Every once in a while we all have to go through this. You get to a point where you want to play new stuff. You want to get another genre under your belt. You want to expand. In the quest to get new vocabulary under your belt, as we all know, there is a time for research, then development and finally integration into your playing.
The research part IMHO is sometimes the LONGEST part. If you count the time in which you started getting exposed to the music, started digging it and then finally started working on playing it. In many cases this turns into a whole sideline, especially in the life of a drummer. For drumset especially, knowing the style and deciphering the vocabulary, feel and groove is essential. You become (for the rest of your life) an ethnomusicologist of sorts. A field researcher if you will. Preferably traveling to the places where the music you are trying to learn originated. And if thats not possible talking with people that come from the countries of whatever music you are trying to learn. It should be part of your job. Of course listening to the new music, getting to know some artists in that genre is essential in this phase. This is kind of a magical time, since the new thing is so fresh, it inspires you and gives new energy to practice when you arrive to the practice stage.
Then comes the practice stage! Hahaaaa! This is sometimes disheartening because maybe things are harder then they seemed. When you really analyze and breakdown the nuts and bolts of something, There are lots of details and technical things to look at, practice and absorb. This can sometimes take …years. The most efficient way of dealing with this is to have a very well thought out and professional practice schedule. If you are working at random it will double the time you need to get something down. A professional practice schedule keeps your mind straight when you are in this phase. One of my great teachers told me to withhold my creativity in this stage. Don’t get emotional over learning new material. Keep a detached concentration about it. Keep your mind focused on absorption and dont drift around. Creativity comes later when you are playing the music.

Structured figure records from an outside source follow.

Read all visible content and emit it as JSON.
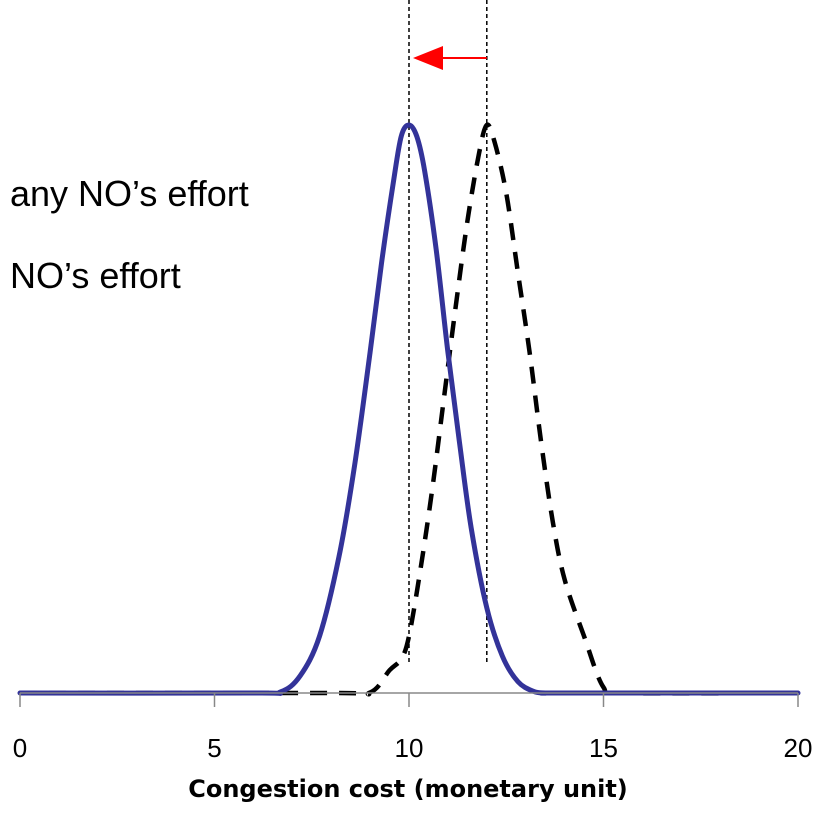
{
  "chart_data": {
    "type": "line",
    "title": "",
    "xlabel": "Congestion cost (monetary unit)",
    "ylabel": "",
    "xlim": [
      0,
      20
    ],
    "ylim": [
      0,
      1.04
    ],
    "x_ticks": [
      0,
      5,
      10,
      15,
      20
    ],
    "legend_position": "upper-left",
    "legend_texts": [
      "any NO’s effort",
      "NO’s effort"
    ],
    "colors": {
      "with_effort": "#333399",
      "without_effort": "#000000",
      "arrow": "#ff0000"
    },
    "series": [
      {
        "style": "solid",
        "peak": 10,
        "x": [
          0,
          6,
          6.7,
          7.2,
          7.7,
          8.2,
          8.6,
          9,
          9.3,
          9.6,
          9.8,
          10,
          10.2,
          10.4,
          10.7,
          11,
          11.3,
          11.6,
          12,
          12.4,
          12.8,
          13.2,
          13.5,
          14,
          20
        ],
        "y": [
          0,
          0,
          0.002,
          0.03,
          0.1,
          0.24,
          0.4,
          0.6,
          0.76,
          0.9,
          0.98,
          1.0,
          0.98,
          0.92,
          0.78,
          0.6,
          0.44,
          0.29,
          0.15,
          0.065,
          0.02,
          0.003,
          0,
          0,
          0
        ]
      },
      {
        "style": "dashed",
        "peak": 12,
        "x": [
          0,
          8,
          9,
          9.5,
          9.8,
          10,
          10.3,
          10.6,
          10.9,
          11.2,
          11.5,
          11.8,
          12,
          12.2,
          12.5,
          12.8,
          13.1,
          13.4,
          13.7,
          14,
          14.5,
          15,
          15.5,
          20
        ],
        "y": [
          0,
          0,
          0.001,
          0.04,
          0.06,
          0.1,
          0.22,
          0.36,
          0.52,
          0.68,
          0.83,
          0.95,
          1.0,
          0.97,
          0.88,
          0.74,
          0.6,
          0.44,
          0.3,
          0.2,
          0.1,
          0.01,
          0,
          0
        ]
      }
    ],
    "guide_lines_x": [
      10,
      12
    ],
    "arrow": {
      "from": 12,
      "to": 10
    }
  }
}
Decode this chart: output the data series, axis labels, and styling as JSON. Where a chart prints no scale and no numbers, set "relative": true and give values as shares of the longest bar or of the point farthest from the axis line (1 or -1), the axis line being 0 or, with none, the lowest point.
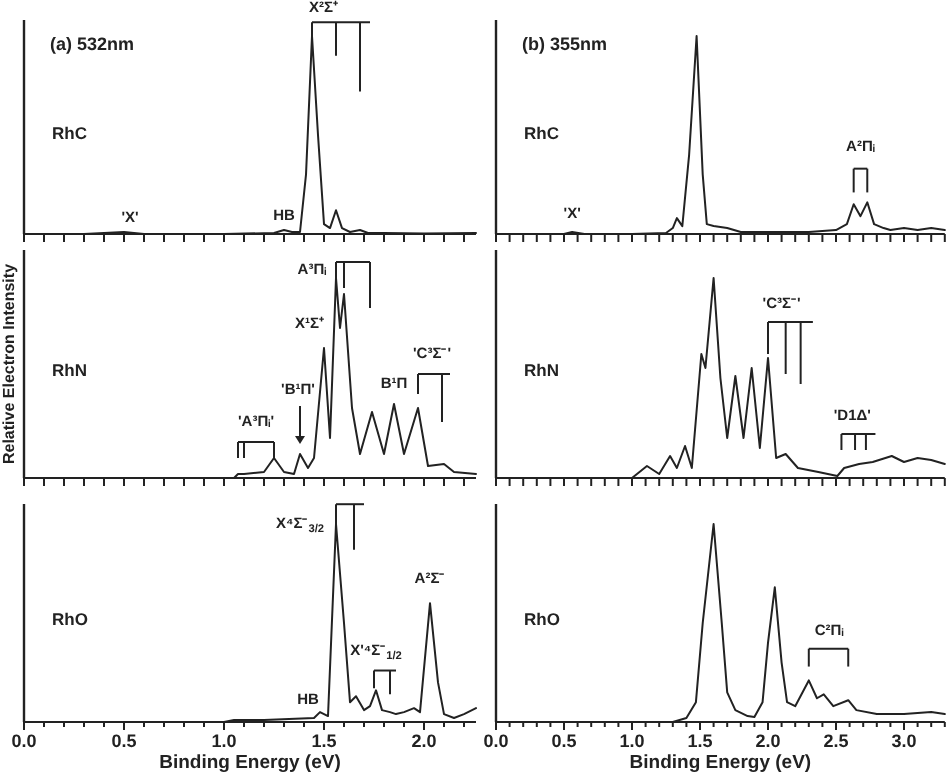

Of course there is no feeling in this world like noticing your progress, finally getting something down, and being able to flow with it in music. A huge satisfaction. Something to live for!
Once you finally have it going and you are playing the music, the creative process can begin. New ideas maybe come easily, maybe not. In this stage you can draw upon the countless hours you have spent shaping your voice and personalty as a musician. It helps tremendously to be an artist when approaching creativity. This is something sometimes people outside the arts have no connection to, or maybe don’t have a connection to on a daily basis. Not knowing even where to begin, perhaps. But as a “muso” it’s second nature right? A blessing! Enjoy this time as it can really lead to doors opening for you in many areas. Not only in music, but in your health and mental well-being.
Through the whole process of expanding your drumming, the biggest joy is just being behind the kit. Feeling the body work for you. Feeling the energy, the adrenaline, like a kid again! Having fun…doing something on planet earth that so many only can dream about. Doing something worthwhile…in this short life. Doing something of significant value.